In 1973, when performing aerobatic maneuvers in the aerodrome zone, the inspector pilot Colonel Nadtochiev died on MiG-23. There was a destruction of the rotary mechanism of the wing of variable sweep with the subsequent explosion on board. The wing, which fell on the airfield, was torn off, almost killing the officer, who at the last moment had been dragged off by other officers. As the mechanics who observed the flight from the sites, the explosion occurred after several sharp dives into the lane: with a sharp exit from the next dive, the plane sharply jerked and disappeared into the fire cloud of the explosion, from which turbines and large fragments flew. The airfield directly under the crash site, where I ran out of the barracks of the 2nd regiment, was littered with a layer of small smoking debris. In the distance, there were several larger fragments in various places. In the middle of the strip, I remember the flight white helmet, and under it on the concrete – a scattering of blue plastic fragments of light-protective cover and inscription around the Nadtochiev earphone ...

30 September 1991 and the plane crashed MiG-31B under the command of Major Shapovalov S. A. and Pilot-Navigator Lieutenant Colonel M. V. Subbotin, performing a training flight before upcoming display of aviation technology. In violation of the flight mission, the takeoff was made without flaps.
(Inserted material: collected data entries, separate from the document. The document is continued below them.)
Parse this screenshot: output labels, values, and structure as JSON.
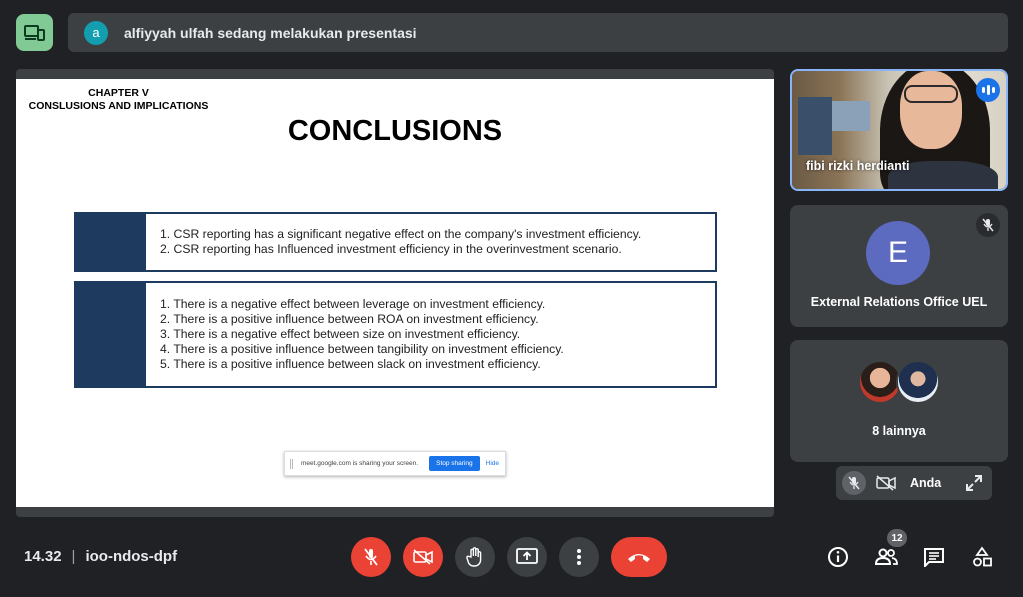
{
  "banner": {
    "avatar_letter": "a",
    "presenting_text": "alfiyyah ulfah sedang melakukan presentasi"
  },
  "slide": {
    "chapter": "CHAPTER V",
    "chapter_sub": "CONSLUSIONS AND IMPLICATIONS",
    "title": "CONCLUSIONS",
    "box1_items": [
      "1. CSR reporting has a significant negative effect on the company's investment efficiency.",
      "2. CSR reporting has Influenced investment efficiency in the overinvestment scenario."
    ],
    "box2_items": [
      "1. There is a negative effect between leverage on investment efficiency.",
      "2. There is a positive influence between ROA on investment efficiency.",
      "3. There is a negative effect between size on investment efficiency.",
      "4. There is a positive influence between tangibility on investment efficiency.",
      "5. There is a positive influence between slack on investment efficiency."
    ],
    "share_bar": {
      "text": "meet.google.com is sharing your screen.",
      "stop_label": "Stop sharing",
      "hide_label": "Hide"
    }
  },
  "participants": {
    "tile1_name": "fibi rizki herdianti",
    "tile2_letter": "E",
    "tile2_name": "External Relations Office UEL",
    "tile3_more": "8 lainnya",
    "self_name": "Anda"
  },
  "meeting": {
    "time": "14.32",
    "code": "ioo-ndos-dpf",
    "people_count": "12"
  },
  "colors": {
    "accent": "#8ab4f8",
    "danger": "#ea4335",
    "slide_navy": "#1f3a5f"
  }
}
After the detachment and transfer of the aircraft to climb at a speed of 390–400 km / h, the pilot did not take into account the increased efficiency stabilizer, "not covered" by flaps, and the usual movement РУС (in terms of pace, magnitude of movement and effort) brought the plane to a supercritical angle of attack 20 °, which led to its stalling. Flight accidents were also aided by the unsatisfactory organization of crew training for a special flight from the command side. As a result, the plane collided with the ground and collapsed. The crew's ejection was carried out by the navigator's decision at an altitude of 120–150 m at a speed of 410–420 km / h. The navigator was unharmed, the commander of the crew died due to lack of height and high speed of descent. The ejection of the navigator took place approximately parallel to the ground. In this case, the plane rotated along the axis of flight. Bailout commander happened head down. The pilot collided at high speed with a thick birch (about 25–30 cm in diameter), which broke in half from a blow, the plane fell 20–30 meters. The navigator, after landing, carried the deceased comrade away from the wreckage.
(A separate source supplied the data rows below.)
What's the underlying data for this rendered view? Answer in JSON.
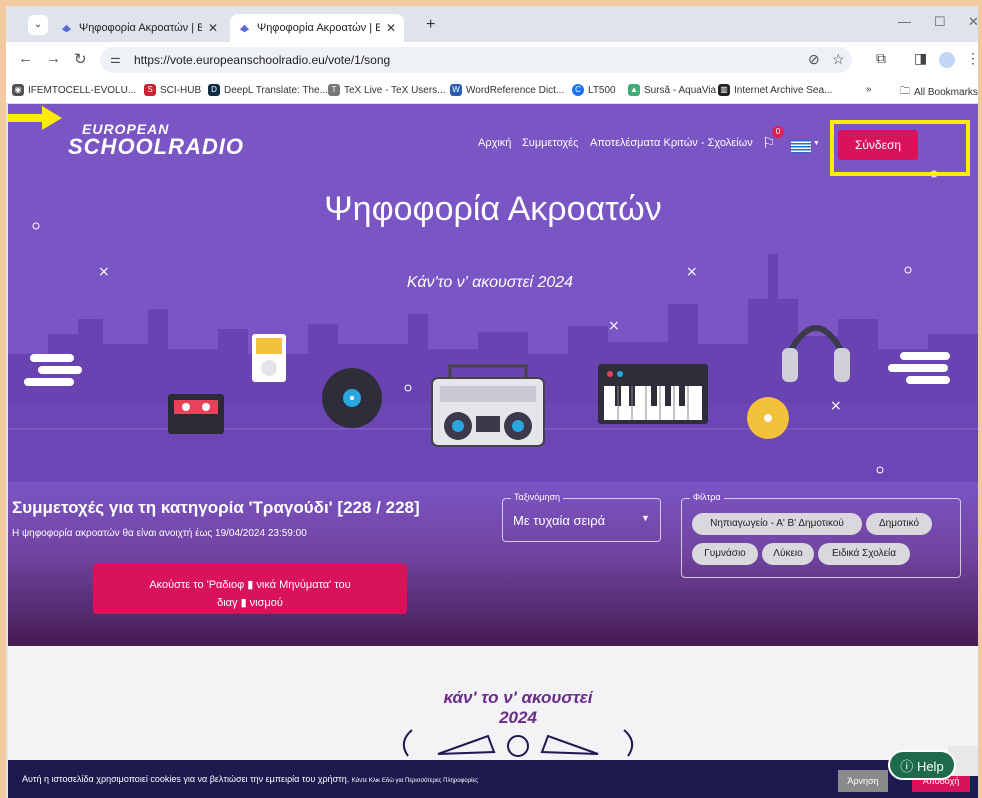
{
  "browser": {
    "tabs": [
      {
        "title": "Ψηφοφορία Ακροατών | Europ",
        "active": false
      },
      {
        "title": "Ψηφοφορία Ακροατών | Europ",
        "active": true
      }
    ],
    "new_tab": "+",
    "url": "https://vote.europeanschoolradio.eu/vote/1/song",
    "bookmarks": [
      "IFEMTOCELL-EVOLU...",
      "SCI-HUB",
      "DeepL Translate: The...",
      "TeX Live - TeX Users...",
      "WordReference Dict...",
      "LT500",
      "Sursă - AquaVia",
      "Internet Archive Sea..."
    ],
    "bookmarks_more": "»",
    "all_bookmarks": "All Bookmarks"
  },
  "site": {
    "logo_line1": "EUROPEAN",
    "logo_line2": "SCHOOLRADIO",
    "nav": [
      "Αρχική",
      "Συμμετοχές",
      "Αποτελέσματα Κριτών - Σχολείων"
    ],
    "notif_count": "0",
    "login": "Σύνδεση",
    "title": "Ψηφοφορία Ακροατών",
    "subtitle": "Κάν'το ν' ακουστεί 2024"
  },
  "controls": {
    "category_title": "Συμμετοχές για τη κατηγορία 'Τραγούδι' [228 / 228]",
    "vote_note": "Η ψηφοφορία ακροατών θα είναι ανοιχτή έως 19/04/2024 23:59:00",
    "listen_button_line1": "Ακούστε το 'Ραδιοφ ▮ νικά Μηνύματα' του",
    "listen_button_line2": "διαγ ▮ νισμού",
    "sort_label": "Ταξινόμηση",
    "sort_value": "Με τυχαία σειρά",
    "filters_label": "Φίλτρα",
    "filters": [
      "Νηπιαγωγείο - Α' Β' Δημοτικού",
      "Δημοτικό",
      "Γυμνάσιο",
      "Λύκειο",
      "Ειδικά Σχολεία"
    ]
  },
  "lower": {
    "logo_line1": "κάν' το ν' ακουστεί",
    "logo_line2": "2024"
  },
  "cookie": {
    "text": "Αυτή η ιστοσελίδα χρησιμοποιεί cookies για να βελτιώσει την εμπειρία του χρήστη.",
    "more": "Κάντε Κλικ Εδώ για Περισσότερες Πληροφορίες",
    "deny": "Άρνηση",
    "accept": "Αποδοχή"
  },
  "help": "Help",
  "colors": {
    "hero": "#7a55c4",
    "accent": "#d9135a",
    "highlight": "#ffeb0a",
    "cookie_bar": "#1c1a4e"
  }
}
On 30 October 1991, the second MiG-31 was lost. During the climb at the afterburner there was a fire engine. The pilots ejected. Upon landing, one broke his arm, the other leg. The plane fell, the engines from a strike went deep into the ground, the glider bounced off the ground and exploded.
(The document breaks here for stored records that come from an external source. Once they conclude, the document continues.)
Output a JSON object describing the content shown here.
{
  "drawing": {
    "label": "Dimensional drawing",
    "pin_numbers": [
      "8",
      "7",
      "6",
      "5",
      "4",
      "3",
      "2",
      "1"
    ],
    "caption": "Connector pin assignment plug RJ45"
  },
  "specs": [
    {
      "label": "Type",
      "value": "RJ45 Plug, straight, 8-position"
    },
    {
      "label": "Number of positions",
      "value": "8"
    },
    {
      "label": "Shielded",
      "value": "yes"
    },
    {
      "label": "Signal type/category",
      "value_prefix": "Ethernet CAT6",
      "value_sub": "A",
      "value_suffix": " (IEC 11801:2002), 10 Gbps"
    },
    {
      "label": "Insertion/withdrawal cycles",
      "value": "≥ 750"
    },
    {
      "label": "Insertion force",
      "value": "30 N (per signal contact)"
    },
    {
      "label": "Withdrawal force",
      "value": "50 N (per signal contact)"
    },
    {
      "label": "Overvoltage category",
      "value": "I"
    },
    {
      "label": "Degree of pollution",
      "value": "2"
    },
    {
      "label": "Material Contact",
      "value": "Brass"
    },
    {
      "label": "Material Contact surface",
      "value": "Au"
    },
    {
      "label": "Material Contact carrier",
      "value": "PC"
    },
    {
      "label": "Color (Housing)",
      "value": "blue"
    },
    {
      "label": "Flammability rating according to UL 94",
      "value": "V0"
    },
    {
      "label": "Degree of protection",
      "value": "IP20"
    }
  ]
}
February 1994. When flying to SMU Su-27UB got into a snow charge, which caused the failure of the flight-navigation equipment. With a line-of-sight distance of no more than 200–300 m and a lower margin of no more than 50–100 m, the pilots were able to find an airfield and land the aircraft with an overhead landing speed. The breakage of the braking parachute and ice caused the aircraft to roll out of the lane. The emergency arresting device that was triggered was pulled out of the attachment points, the plane cone and the landing gear were torn off. The pilots were not injured and not ejected. The crew commander was removed from flight work. After long attempts to restore the aircraft, the Su-27UB (tail number 40) was decommissioned and installed in the aviation museum in the garrison of Savasleigh.